“你来了。”她忙坐起来,急急忙忙地想穿上鞋子,可那绒布的拖鞋给踩瘪下去,她的脚怎么也穿不进去。
那个人蹲过来,把鞋子弄好,帮她穿在脚上:“穿个鞋也用这么急吗,傻傻的,我又没催你。”
那只手放在鞋子上,她不知道这话里有电,还是鞋子有电,只觉得半只脚发麻,而那麻又一路向大腿升上来,吓得她甩掉鞋子,又慌忙地站起来。那个人看她赤脚站在地上,想笑没笑的,一丝调侃从眼镜里飘过:
“这么傻肯定也做不了饭了,我们出去吃吧。”
冰云发现她才是那个傻孩子,因为她的心竟会在这句话里,慌乱地跳?
吃过饭,看了一场电影,从电影院出来,家有拉着冰云的手揣在他的大衣兜里,两个人沿着街道慢慢地走,情侣间典型的压马路。在一个小摊前,家有买了两串冰糖葫芦,拿着给冰云吃:“哎,你说我这么穷怎么办呐?”
冰云不语,去咬那串糖葫芦。
两个人仍旧慢慢地走,谁也不说话,冰云专心地吃她的冰糖葫芦,很快就把自己那一串吃没了,家有才吃了一个果,又举给她吃,她咬下一个来,看看他,那人笑了:“我再吃一个,剩下的全给你。”
她含着果子,觉得这话像是打她心里穿过去一样,在寒冷的北风里带着一丝温暖的温度。她蜷了蜷手指,那个人的手握住了她。
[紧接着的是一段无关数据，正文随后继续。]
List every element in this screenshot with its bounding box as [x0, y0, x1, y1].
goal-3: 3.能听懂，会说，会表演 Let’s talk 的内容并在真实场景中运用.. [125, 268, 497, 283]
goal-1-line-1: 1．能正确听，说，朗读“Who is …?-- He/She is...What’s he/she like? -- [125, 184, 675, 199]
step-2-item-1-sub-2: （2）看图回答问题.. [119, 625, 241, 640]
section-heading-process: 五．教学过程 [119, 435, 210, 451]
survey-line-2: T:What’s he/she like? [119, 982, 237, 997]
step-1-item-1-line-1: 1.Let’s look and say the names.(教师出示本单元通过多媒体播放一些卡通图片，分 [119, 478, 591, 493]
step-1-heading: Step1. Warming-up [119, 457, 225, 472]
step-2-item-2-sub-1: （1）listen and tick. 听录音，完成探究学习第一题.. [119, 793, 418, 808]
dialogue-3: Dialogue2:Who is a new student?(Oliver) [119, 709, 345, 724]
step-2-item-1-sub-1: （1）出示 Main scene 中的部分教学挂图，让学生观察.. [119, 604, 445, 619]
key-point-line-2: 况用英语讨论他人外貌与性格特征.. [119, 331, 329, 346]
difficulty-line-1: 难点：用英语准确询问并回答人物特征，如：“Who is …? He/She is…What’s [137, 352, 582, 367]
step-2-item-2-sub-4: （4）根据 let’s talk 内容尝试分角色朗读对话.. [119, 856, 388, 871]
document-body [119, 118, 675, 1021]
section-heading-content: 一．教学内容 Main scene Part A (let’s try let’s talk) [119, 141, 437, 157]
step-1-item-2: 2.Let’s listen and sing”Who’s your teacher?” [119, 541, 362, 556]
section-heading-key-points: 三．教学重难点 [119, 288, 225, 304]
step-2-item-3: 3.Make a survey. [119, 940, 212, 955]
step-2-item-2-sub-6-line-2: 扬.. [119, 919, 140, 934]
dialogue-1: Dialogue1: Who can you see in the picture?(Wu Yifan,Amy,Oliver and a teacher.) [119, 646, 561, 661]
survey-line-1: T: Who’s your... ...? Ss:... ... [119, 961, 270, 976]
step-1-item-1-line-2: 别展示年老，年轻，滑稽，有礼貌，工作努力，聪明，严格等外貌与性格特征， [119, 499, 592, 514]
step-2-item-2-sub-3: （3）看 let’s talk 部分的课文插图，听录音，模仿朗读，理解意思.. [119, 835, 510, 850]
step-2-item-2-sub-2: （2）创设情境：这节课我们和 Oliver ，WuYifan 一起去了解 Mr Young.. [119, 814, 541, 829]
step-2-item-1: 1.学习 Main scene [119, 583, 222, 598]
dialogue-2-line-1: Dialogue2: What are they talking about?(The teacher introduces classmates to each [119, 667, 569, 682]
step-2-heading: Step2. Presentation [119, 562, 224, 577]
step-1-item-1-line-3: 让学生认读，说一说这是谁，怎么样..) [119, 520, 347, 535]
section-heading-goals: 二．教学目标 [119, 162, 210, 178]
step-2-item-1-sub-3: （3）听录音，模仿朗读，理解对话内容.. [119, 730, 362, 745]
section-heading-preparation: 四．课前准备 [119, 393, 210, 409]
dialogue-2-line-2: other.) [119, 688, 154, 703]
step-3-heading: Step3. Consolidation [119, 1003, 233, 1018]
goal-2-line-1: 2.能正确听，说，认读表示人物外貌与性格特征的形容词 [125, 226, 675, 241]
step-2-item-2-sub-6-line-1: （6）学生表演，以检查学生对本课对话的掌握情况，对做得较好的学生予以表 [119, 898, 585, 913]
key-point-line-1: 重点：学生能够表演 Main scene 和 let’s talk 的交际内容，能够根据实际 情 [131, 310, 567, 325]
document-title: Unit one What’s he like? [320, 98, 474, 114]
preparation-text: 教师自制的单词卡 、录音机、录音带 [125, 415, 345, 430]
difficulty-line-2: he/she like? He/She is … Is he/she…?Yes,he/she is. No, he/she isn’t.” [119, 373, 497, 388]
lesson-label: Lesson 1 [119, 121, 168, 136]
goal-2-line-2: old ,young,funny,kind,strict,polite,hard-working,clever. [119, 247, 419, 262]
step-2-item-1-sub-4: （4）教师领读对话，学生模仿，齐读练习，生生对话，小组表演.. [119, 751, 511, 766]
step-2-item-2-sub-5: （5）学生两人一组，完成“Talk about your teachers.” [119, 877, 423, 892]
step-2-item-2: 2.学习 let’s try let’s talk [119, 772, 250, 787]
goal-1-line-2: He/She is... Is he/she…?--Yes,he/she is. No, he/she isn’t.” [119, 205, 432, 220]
牵手。牵手一起走。可她——,该怎么告诉他,她是一个离过婚的女人?他能接受吗?他是他们家的独子,而她……她忽然觉得心异常沉重,爱真的可以不计条件吗?自己这样和他交往,是不是太不负责?
“家有——”
“嗯?”
“我——”她不知怎么开口,怎么也开不了口。她不知道该如何做这种坦白与告解,而他,好像也不能给她足够的勇气。
她不是害怕他因此不接受她,而是——
她不知道她在害怕什么,她没有人可以问,也没有人可以说,她感到心要窒息了。一直以来,她打造了一个精美绝伦的坚强乐观的面具戴在脸上,以最优雅、优秀的姿态站在老师和同学的视线里。可是,只有她自己知道,她是多么的孤单与无助,她的心灵之门一直是深锁的,没有人能分担她内心的孤寂。只有一个人,她不用设防,那就是春生。只有和他在一起的时候,她感到不孤独。但她好像也没有向他诉说过什么心事,可以说,他了解她的并不多,但她却觉得,他能了解她的一切。那是一种不言而喻的懂得。她望着身边的人,她的心事是否能与他分担?他已经走进了她的生活,他们同样飘泊异乡……她叹口气,还是说不出来。
“怎么了?”家有衣兜里握着她的手。
“没有。”她心里难过。
两个人默默地走,路边的积雪映着清冷的月光,剩下的半串冰糖葫芦还被家有握着,冰云停下来,望着那半串冰糖葫芦,
“家有,我很感谢——”
那个人停下来,看着她,清冷的镜片映着月光,冰云觉得她的嘴好像被北风冻住了,
“我——不合适做你的妻子。”她使着一股劲:“我很难过……”两年时间在学校说过无数次的辞令突然说不出口,她感到难过,低下头下去。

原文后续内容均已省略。